The Treasure of the Ouachita River
(Second in a four-part series this week)
One man’s meandering scenic river is another man’s boat channel. Most folks probably don’t remember 40 years ago when the Ouachita River almost became a ditch. I was one of six reporters who helped cover the story and put out a special section in the “News Star World” on Sunday, October 18, 1980 called:
“The Ouachita: Unbending a river uncorks a controversy”.
Indeed it did.
The U.S. Army Corps of Engineers had designed a plan to “widen” 30 bends in the Ouachita River and make 54 “bendway cuts” to straighten the river and enhance commerce once the Felsenthal and Calion locks in Arkansas were completed. Nobody knew much about it, but after some digging of our own, newspaper reporter Jane Dagata and myself got our hands on a copy of the “confidential” plan. It was mind boggling. If you’ve ever seen Bayou Boeuf, can you picture the Ouachita River as a straightened, muddy ditch?
We made an appointment with the Colonel in charge of the Vicksburg District of the Corps to discuss the Ouachita River and plans for navigation. After about 20 minutes of rather mundane questions, I point blank asked him about the 30 bendway widenings and 54 bendway cuts. He acted as though he didn’t know anything about that.

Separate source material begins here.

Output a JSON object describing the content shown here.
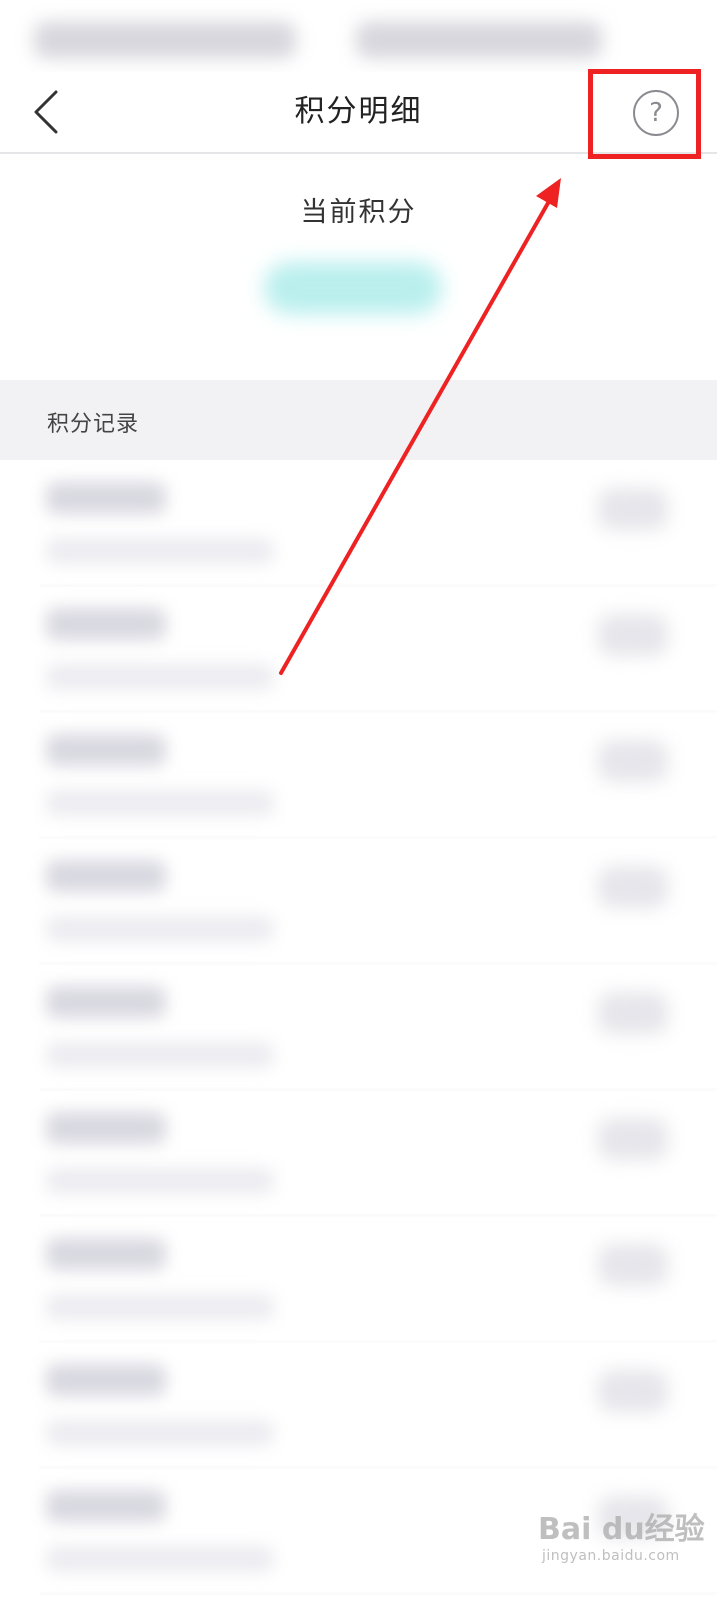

When we showed him a copy of the detailed plan and report (with his name on it), he looked at us with a blank stare, then appeared to get mad and suddenly had to leave and go to another meeting. Before we even got back to the office, several high-powered official type folks had phoned the owners and management of the newspaper trying to squash the story. Thankfully, the owners said no (Editor’s Note: that was back in the day when journalism still mattered). Later after we finished our investigation of facts and broke the news of the planned project and there was a public outcry, the Colonel had a new job at a Corps District Office somewhere in California.
As a good pack rat will do, I still have some of those old documents. While the river’s potential value as a shipping channel had been documented, the report admitted, “Extending navigation on the Ouachita River would have significant environmental impacts which must be determined.”
Kind of like Obamacare, but this was “Ouachitacare” — the approach was “We’ll do it and then determine how bad it is after we do it.”
The report also stated “impacts will include high suspended solid concentrations and sedimentation rates, causing adverse effects…reduced survival of fish eggs and fry and a reduction n number and kinds of bottom organisms.”
And finally, the nail in the coffin, “The bendway cutoffs will be the most damaging from an esthetic point of view”. Can you say “ditch”?
I’ll probably make some old “friends” mad by bringing this back up, but folks today need to look at the river and realize this project was just a few signatures and a few months away from being funded and unstoppable. Hundreds spoke up. Elected officials woke up. The project was stopped.